At some point, it came out that his wife had died a year or so earlier, so I think he was just deeply grieving and hadn’t gotten over it. I felt sorry for him and all, but jeez was he ever a bummer to spend a day with!
So when we stopped for lunch, E and I were a bit dismayed to realize that William planned to join us. And as soon as we had sat down at a table on the edge of the patio, he picked up a story he’d been talking about hours earlier about some family that had been murdered in a nearby town.
“They say,” he said, out of nowhere, as we all stared out over the meadow that edged the restaurant, full of green grasses blowing in the breeze and the tiny birds darting around. “That when they found the woman, her face was so beaten that they could not identify her. That such a thing could happen here in Belize. You know? Very sad.”
We had stew chicken and rice. It was pretty good.
After that, William drove us into Belize City, where we picked a hotel on the waterfront — a large, old building with a wrap around porch. There were tons of blue crabs in all the flower beds out front, and I spent a lot of time watching them scuttle into their holes and then slowly, slowly creep out again when they thought I had gone. But I hadn’t. I was still there, watching them.

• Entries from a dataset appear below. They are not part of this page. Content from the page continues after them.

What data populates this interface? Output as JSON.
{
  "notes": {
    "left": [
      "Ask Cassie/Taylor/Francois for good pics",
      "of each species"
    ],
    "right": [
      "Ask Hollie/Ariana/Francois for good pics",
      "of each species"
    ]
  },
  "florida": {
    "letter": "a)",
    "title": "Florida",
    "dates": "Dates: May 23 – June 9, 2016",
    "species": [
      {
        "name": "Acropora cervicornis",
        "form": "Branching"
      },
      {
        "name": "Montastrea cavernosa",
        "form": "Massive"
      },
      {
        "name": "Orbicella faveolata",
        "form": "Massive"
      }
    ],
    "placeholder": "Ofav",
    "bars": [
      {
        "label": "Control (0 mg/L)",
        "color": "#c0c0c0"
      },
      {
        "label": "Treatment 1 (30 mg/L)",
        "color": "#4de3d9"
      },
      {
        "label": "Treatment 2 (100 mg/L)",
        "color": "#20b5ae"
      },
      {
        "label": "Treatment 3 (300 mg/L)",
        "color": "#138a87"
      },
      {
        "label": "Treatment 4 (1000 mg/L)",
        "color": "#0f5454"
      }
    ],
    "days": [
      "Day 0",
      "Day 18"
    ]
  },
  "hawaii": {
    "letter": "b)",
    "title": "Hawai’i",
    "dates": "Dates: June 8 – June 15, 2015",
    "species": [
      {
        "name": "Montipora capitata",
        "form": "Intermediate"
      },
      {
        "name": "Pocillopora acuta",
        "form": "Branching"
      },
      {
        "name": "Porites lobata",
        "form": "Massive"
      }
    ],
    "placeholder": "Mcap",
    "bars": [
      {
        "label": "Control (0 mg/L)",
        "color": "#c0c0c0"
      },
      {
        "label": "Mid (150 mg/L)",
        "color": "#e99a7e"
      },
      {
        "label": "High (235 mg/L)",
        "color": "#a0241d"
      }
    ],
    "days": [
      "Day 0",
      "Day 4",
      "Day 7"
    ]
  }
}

We had the attic room, which was huge and had a little porch-type dormer that extended out from the room and had big picture windows overlooking the sea. It was really nice, except that the floor of it was completely collapsed around the edges, such that if you didn’t notice in time, you would plummet to your death, taking the flooring with you. William would have spotted that part right off.
We took a walk toward town, but we ended up getting tailed by a loquacious street person who looked like the last surviving Deadhead and who really, really wanted to give us a tour of the city. We kept going around several streets only to run into this guy again. Also, everything was closed because it was Labour Day weekend, and the streets were pretty deserted. Eventually, we gave up and headed back to the hotel, and on the other side of it, we found a little outdoor snack bar that was open, so we sat there and had a couple beers. The server told us that they were a new establishment and her boss was making them stay open 24/7 over the Labour Day holiday in hopes of capturing business. So far, the strategy did not appear to be working.
After that, we took showers and hung out a bit, and then we went to a seafood restaurant nearby, which was mediocre, and then we had a couple more drinks at an outdoor bar and went to bed.
The next day was our final day in Belize. We woke to a violent storm, and so had breakfast in the hotel restaurant while we watched the rain lash down into the ocean. By the time we’d finished, it had cleared up, so we picked up our aborted walk from the night before and went down into town and had a look at the swing bridge.
Walking around Belize City is intimidating; the city seems to be mostly full of gangs of young men hanging out in doorways, ogling and harassing passing women. So, just like most large American cities.
By the time we got back to our hotel, it was time to pack up and go to the airport, alas. I’m usually ready to go home by the end of my travels, but I wasn’t this time. I don’t think either of us were.